Chaque semaine, on vous invite à lire une nouveauté, un classique ou un livre injustement méconnu.
Réduction des coûts, délocalisations, externalisations, suppressions de postes : les méthodes à l’œuvre dans Il suffit de traverser la rue sont hélas bien connues à l’ère de l’économie mondialisée, mais elles s’appliquent ici à un domaine que l’on peut – naïvement – croire à l’abri de ces dommages : le journalisme. En l’occurrence, le narrateur du nouveau roman d’Eric Faye – Aurélien Babel – travaille à MondoNews, prestigieuse agence de presse internationale. Nul besoin de savoir que l’écrivain a lui-même été longtemps employé à l’agence Reuters pour sentir la dimension autobiographique de cette fiction tant elle charrie un sens du détail qui ne doit qu’au vécu. Bienvenue donc dans les bureaux parisiens de MondoNews qui transfère des services en Roumanie ou en Inde en attendant le jour où les communiqués de presse seront traités par des robots et où naîtra un « journalisme sans journalistes ».

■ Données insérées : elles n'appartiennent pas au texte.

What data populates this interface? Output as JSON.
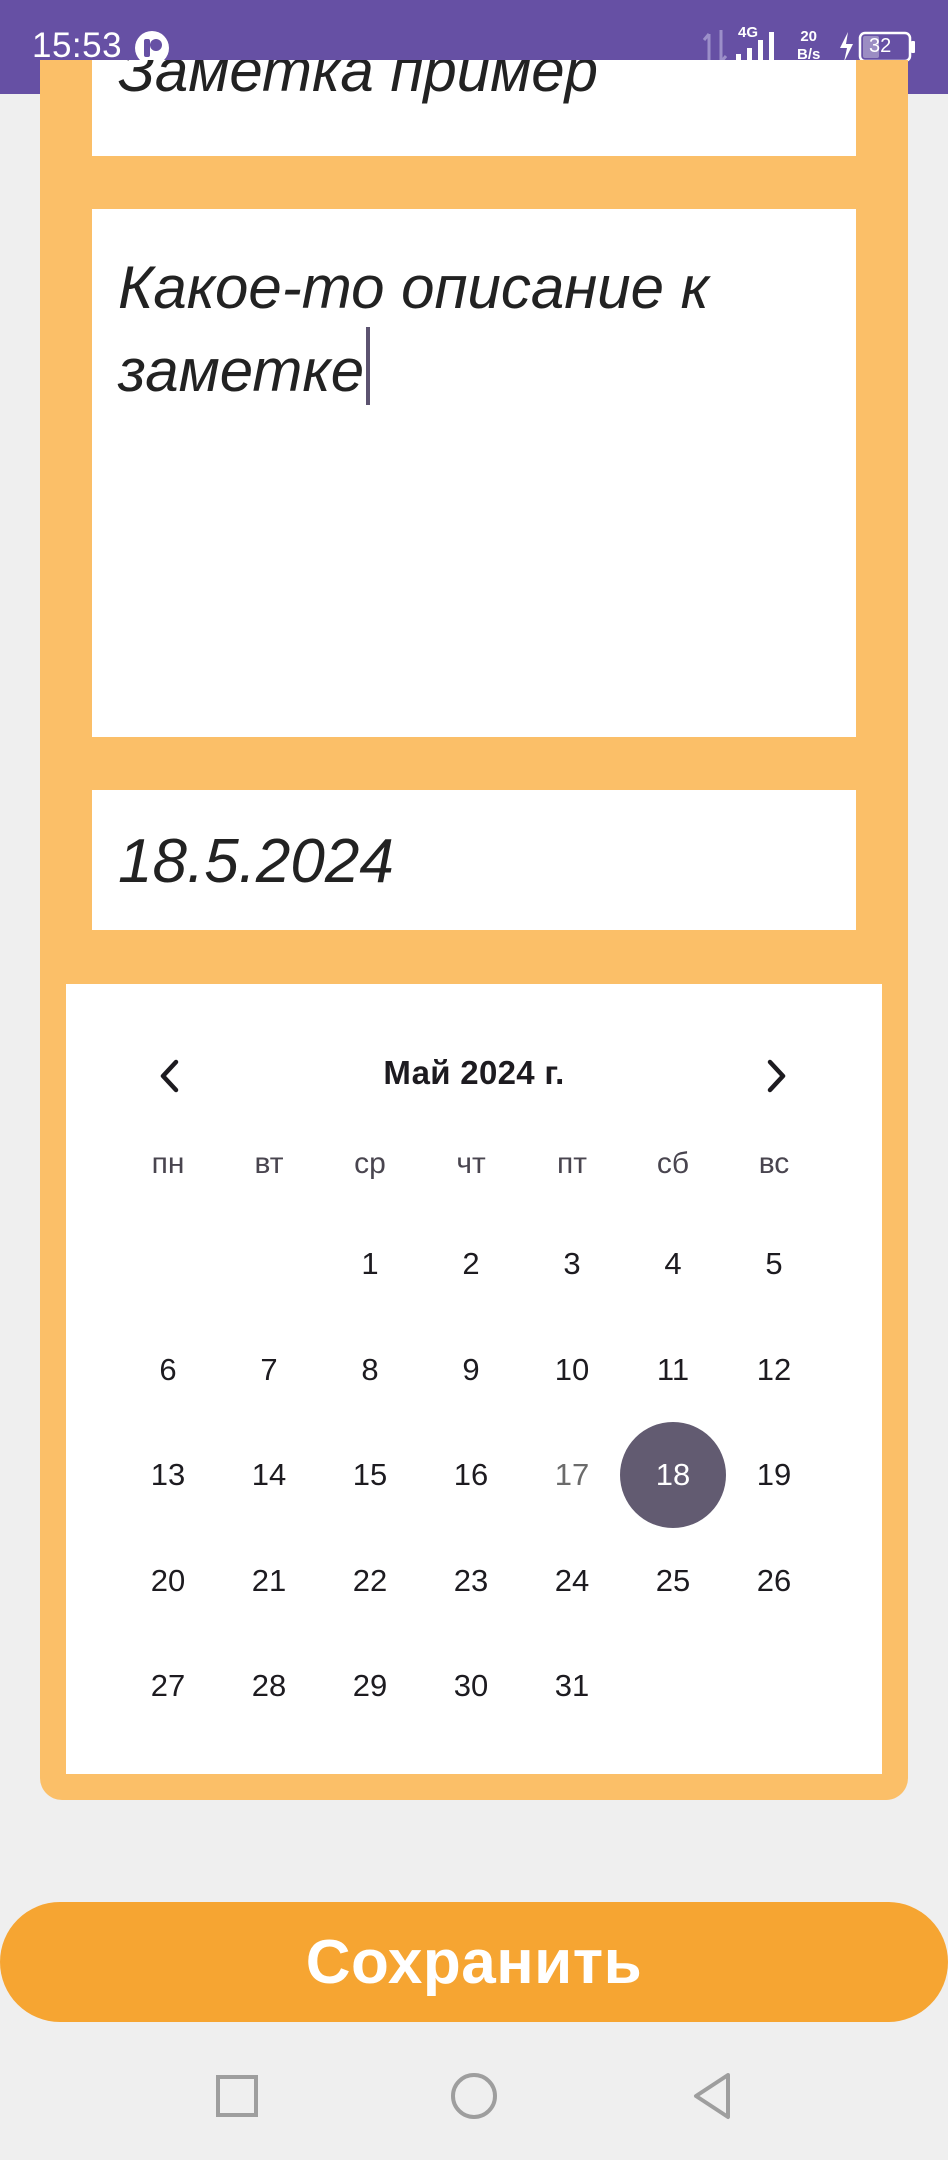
{
  "status_bar": {
    "time": "15:53",
    "network_type": "4G",
    "speed_value": "20",
    "speed_unit": "B/s",
    "battery": "32",
    "background": "#6650a4"
  },
  "note": {
    "title": "Заметка пример",
    "description": "Какое-то описание к заметке",
    "date": "18.5.2024"
  },
  "calendar": {
    "month_title": "Май 2024 г.",
    "weekdays": [
      "пн",
      "вт",
      "ср",
      "чт",
      "пт",
      "сб",
      "вс"
    ],
    "first_weekday_index": 2,
    "days_in_month": 31,
    "today": 17,
    "selected": 18,
    "selected_color": "#625b71"
  },
  "actions": {
    "save_label": "Сохранить"
  },
  "colors": {
    "card": "#fbbf68",
    "save_button": "#f6a532"
  },
  "nav": {
    "icons": [
      "recents-square-icon",
      "home-circle-icon",
      "back-triangle-icon"
    ]
  }
}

Mieux qu’un énième livre à charge sur le libéralisme économique ou le néo-capitalisme, le lauréat 2010 du grand Prix du roman de l’Académie française pour Nagasaki signe une manière de conte moderne qui doit autant à l’observation balzacienne qu’à la satire désenchantée des temps où nous sommes.
On liquide et on s’en va
Face à la destruction d’un métier qu’ils aimaient, le héros de Il suffit de traverser la rue et certains de ses collègues choisissent la seule issue décente : partir, quitter ce navire en perdition. D’autant qu’un plan de départs volontaires réserve de généreuses indemnités aux salariés les plus anciens. De fait, le titre du roman dépasse le clin d’œil à une déclaration du président Macron enjoignant les chômeurs à trouver un emploi pour prendre l’allure d’un éloge de la fuite.
Bien sûr, cet abandon – un « abandon de poste » au sens littéral du terme – ne se fait pas sans déchirements, mais Babel, âgé de cinquante-sept ans, est un homme du monde d’avant, de la civilisation du papier, qui n’a plus sa place à l’heure où chaque article mis en ligne doit générer des « clics ». En dépit de la vision corrosive, voire désespérante, des nouvelles méthodes de management ou de la description d’une désillusion très contemporaine (celle de « L’homme mélancolique d’aujourd’hui, qui voit le vivant se défaire de son vivant, par la faute des siens, et doit inventer sa propre survie dans le crépuscule qui s’annonce »), le roman d’Eric Faye ne néglige pas l’humour ni le burlesque. Autre façon de supporter un monde devenu fou.